The sun joins us again for our fifth day in what is now a spectacular world of snowy peaks. We say goodbye to the Germans and head out on what is our longest walking day traversing high paths under some awesome cliffs and jagged summits. We had been hoping to include the Nuvalo peak and via ferrata but with the snow still thick we give it a miss. The day is beautiful and varied and the snow gradually melts away around us under strong sunshine so that by the time we near the Pelmo we’re walking through grassy meadows with only a dusting of snow remaining on the highest summits. The quality of the signposting remains excellent and it’s rare that we need to consult our maps. Eventually we wind our way down to the Rifugio Staulanza where we find ourselves the only guests in a 20 bedded communal dorm. There’s a distinctly closing down feel and the owner is surprised that we’re still walking so late in the season.

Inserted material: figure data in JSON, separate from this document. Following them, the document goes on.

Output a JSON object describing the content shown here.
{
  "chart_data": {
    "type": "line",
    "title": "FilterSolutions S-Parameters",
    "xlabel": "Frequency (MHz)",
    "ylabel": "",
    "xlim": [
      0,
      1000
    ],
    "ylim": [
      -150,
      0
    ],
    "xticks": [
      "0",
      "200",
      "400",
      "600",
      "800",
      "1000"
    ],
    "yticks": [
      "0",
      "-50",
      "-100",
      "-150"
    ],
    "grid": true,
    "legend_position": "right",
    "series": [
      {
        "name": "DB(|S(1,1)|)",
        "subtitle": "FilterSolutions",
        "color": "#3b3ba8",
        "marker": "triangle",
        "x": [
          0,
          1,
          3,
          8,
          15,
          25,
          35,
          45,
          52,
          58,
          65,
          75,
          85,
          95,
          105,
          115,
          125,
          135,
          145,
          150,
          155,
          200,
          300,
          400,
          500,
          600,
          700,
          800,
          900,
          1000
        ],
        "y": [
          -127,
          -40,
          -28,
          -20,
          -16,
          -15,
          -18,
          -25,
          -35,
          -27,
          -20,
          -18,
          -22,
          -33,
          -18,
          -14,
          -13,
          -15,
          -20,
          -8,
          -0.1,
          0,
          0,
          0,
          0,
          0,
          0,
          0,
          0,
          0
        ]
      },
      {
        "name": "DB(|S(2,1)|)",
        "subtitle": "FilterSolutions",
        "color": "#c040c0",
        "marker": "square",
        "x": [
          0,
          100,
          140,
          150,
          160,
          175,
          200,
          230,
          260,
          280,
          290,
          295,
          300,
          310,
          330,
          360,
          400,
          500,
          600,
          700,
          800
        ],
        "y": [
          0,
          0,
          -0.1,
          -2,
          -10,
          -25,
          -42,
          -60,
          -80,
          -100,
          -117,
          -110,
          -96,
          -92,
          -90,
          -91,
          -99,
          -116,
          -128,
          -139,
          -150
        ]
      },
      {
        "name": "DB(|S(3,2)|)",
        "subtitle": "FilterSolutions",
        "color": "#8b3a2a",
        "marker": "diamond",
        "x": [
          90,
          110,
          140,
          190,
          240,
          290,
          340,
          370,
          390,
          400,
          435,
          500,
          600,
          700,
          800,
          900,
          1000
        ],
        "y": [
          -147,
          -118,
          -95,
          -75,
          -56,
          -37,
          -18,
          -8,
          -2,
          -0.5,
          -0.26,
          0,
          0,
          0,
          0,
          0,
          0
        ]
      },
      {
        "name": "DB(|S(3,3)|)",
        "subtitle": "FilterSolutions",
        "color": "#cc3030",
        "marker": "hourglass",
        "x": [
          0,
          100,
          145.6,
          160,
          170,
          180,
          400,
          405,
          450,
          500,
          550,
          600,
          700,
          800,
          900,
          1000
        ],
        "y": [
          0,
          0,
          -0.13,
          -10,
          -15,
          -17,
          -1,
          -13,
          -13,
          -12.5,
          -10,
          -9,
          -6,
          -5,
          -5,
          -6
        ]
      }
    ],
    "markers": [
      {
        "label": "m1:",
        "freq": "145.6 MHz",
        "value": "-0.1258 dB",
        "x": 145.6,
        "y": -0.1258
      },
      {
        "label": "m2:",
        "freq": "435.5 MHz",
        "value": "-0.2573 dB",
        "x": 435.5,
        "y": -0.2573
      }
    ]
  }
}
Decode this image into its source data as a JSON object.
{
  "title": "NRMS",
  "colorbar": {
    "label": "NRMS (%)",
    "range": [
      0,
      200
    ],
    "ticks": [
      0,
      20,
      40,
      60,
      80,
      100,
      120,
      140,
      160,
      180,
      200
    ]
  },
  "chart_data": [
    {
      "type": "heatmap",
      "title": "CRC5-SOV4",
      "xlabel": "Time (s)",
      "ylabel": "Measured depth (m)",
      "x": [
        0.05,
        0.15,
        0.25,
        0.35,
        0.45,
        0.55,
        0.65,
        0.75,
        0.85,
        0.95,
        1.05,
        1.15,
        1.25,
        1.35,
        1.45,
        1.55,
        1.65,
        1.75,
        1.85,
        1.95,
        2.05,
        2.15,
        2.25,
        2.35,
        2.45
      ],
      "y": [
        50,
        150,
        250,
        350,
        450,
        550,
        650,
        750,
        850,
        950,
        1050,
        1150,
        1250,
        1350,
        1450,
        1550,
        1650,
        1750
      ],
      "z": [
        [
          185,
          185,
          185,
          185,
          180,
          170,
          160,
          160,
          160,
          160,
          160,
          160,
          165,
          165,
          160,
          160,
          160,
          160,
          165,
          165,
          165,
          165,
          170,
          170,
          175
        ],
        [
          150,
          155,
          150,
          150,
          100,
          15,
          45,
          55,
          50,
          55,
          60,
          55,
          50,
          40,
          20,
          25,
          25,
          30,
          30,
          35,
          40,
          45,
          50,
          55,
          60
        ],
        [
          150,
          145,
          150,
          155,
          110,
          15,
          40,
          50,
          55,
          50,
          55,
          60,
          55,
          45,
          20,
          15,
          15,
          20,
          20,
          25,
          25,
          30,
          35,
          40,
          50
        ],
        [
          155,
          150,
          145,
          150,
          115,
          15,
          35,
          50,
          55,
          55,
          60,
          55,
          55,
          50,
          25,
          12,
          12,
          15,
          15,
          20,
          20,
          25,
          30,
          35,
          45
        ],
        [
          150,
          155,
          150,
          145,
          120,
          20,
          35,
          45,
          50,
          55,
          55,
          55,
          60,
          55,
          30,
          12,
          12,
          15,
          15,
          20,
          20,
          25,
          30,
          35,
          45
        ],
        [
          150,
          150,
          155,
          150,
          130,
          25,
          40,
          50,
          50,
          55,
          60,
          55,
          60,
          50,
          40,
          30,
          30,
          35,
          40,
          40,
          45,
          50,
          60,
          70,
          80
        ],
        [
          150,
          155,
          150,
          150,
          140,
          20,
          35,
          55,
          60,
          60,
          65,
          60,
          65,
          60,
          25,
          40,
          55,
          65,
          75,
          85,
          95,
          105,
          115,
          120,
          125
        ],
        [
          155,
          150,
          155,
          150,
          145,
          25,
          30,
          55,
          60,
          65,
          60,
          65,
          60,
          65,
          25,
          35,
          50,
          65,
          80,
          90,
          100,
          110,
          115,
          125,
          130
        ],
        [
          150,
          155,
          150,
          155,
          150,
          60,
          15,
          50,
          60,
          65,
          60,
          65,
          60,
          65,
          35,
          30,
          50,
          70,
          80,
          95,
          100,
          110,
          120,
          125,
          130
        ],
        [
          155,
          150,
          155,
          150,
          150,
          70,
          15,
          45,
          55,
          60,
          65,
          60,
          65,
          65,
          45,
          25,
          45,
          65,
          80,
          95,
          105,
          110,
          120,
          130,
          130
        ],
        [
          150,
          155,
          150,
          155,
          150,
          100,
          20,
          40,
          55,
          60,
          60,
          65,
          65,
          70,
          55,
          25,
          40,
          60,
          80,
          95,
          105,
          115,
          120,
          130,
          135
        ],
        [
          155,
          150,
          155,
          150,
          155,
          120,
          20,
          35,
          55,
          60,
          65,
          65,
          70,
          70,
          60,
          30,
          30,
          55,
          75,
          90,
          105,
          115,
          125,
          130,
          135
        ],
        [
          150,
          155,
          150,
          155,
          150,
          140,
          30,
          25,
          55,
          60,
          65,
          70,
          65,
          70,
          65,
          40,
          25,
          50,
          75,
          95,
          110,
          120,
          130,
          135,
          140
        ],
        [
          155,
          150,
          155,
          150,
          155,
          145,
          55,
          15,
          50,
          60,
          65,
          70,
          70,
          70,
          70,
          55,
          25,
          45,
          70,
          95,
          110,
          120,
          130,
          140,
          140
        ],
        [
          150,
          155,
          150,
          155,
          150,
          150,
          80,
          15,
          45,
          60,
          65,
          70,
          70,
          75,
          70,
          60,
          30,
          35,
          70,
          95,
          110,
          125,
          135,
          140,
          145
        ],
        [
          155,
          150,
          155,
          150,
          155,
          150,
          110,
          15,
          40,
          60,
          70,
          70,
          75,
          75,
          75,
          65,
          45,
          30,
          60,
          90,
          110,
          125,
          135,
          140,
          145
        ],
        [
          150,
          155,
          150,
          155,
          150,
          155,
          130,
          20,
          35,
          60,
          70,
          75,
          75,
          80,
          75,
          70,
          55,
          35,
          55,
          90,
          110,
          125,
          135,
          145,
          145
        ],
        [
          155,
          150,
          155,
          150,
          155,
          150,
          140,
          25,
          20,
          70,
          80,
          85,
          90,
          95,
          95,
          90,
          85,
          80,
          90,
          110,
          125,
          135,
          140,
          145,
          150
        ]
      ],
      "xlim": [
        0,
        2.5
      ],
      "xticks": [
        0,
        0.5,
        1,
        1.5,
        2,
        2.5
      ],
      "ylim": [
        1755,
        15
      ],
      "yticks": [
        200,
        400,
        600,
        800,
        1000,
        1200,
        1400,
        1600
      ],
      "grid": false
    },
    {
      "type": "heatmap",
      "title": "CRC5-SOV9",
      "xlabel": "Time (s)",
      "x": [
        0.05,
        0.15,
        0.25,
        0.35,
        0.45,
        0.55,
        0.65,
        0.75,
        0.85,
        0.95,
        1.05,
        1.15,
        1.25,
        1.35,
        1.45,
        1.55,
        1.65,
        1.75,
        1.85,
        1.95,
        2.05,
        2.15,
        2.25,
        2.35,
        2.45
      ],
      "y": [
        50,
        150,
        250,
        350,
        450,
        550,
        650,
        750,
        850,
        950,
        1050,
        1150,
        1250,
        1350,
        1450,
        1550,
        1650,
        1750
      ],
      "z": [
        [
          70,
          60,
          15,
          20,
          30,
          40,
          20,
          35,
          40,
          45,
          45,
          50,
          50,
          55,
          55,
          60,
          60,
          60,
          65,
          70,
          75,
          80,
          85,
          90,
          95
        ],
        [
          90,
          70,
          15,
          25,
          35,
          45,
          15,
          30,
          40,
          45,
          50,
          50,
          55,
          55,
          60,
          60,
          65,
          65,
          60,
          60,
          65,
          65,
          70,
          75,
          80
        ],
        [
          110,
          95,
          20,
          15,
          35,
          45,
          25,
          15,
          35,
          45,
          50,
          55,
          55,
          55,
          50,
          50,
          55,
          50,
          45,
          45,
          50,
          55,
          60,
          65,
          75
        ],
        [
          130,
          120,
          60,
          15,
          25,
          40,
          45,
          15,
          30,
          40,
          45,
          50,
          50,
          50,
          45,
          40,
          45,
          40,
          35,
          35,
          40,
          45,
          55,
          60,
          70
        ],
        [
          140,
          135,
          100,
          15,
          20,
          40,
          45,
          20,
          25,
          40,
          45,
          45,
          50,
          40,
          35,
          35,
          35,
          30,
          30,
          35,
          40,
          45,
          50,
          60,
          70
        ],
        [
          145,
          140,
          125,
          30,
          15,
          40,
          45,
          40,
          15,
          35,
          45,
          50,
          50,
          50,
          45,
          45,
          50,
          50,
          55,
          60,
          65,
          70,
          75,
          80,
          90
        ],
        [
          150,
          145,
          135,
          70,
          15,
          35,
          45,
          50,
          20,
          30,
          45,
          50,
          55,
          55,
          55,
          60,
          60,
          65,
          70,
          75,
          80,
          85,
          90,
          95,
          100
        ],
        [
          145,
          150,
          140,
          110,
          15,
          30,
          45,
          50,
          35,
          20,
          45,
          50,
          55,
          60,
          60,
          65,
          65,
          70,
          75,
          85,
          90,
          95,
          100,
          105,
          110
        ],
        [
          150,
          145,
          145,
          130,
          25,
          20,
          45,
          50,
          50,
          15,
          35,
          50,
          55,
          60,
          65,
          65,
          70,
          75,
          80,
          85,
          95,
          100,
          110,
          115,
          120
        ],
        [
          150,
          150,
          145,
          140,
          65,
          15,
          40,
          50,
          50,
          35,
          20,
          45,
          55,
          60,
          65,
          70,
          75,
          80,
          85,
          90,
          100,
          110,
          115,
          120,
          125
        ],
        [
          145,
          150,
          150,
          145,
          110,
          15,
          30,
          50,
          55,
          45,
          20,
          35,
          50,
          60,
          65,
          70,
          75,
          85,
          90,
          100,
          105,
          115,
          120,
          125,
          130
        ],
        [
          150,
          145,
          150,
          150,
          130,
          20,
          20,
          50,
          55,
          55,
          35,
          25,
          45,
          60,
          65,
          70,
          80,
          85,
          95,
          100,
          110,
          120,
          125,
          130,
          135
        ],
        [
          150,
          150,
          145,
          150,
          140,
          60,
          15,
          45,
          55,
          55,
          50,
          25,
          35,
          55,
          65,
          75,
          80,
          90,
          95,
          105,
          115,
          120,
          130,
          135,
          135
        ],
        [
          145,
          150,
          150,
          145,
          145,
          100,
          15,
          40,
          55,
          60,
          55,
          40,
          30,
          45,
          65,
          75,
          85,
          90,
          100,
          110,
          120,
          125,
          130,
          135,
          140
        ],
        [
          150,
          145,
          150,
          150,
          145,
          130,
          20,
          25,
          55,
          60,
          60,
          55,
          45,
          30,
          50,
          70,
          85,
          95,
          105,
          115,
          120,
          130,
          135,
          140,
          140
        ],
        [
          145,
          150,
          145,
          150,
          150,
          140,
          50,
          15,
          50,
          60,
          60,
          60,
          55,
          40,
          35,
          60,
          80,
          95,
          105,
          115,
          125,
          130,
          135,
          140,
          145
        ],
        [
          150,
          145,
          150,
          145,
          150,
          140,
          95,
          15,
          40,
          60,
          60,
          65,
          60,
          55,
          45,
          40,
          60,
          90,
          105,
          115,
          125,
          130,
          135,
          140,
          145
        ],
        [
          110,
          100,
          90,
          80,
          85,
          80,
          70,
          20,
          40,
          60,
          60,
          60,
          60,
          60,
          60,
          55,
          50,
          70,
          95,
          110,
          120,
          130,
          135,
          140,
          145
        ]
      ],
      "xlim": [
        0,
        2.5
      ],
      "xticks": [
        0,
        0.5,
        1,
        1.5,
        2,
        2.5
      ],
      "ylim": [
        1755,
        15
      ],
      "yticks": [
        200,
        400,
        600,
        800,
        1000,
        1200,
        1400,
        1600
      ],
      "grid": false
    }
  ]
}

This is our final day on the trail simply because there are no more open rifugios for us to stay at. The route starts out along a wide grassy valley climbing little hillocks covered in grazing sheep but it’s not long before we’re climbing steeply again, this time up our last pass over the shoulder of the Monte Civetta. Crossing onto the Northern side we’re reunited with the snow for an impressive view of the cliffs leading up the summit. For us it’s now time to say goodbye though, after days on well marked, signposted paths, finding the trail down into the valley proves actually quite challenging. Eventually we get the right one and begin our steep descent through thick forests. It’s over all too quickly and all that remains to be done is navigate our way through public transport back into Venice where we have an extra day for sightseeing before flying home.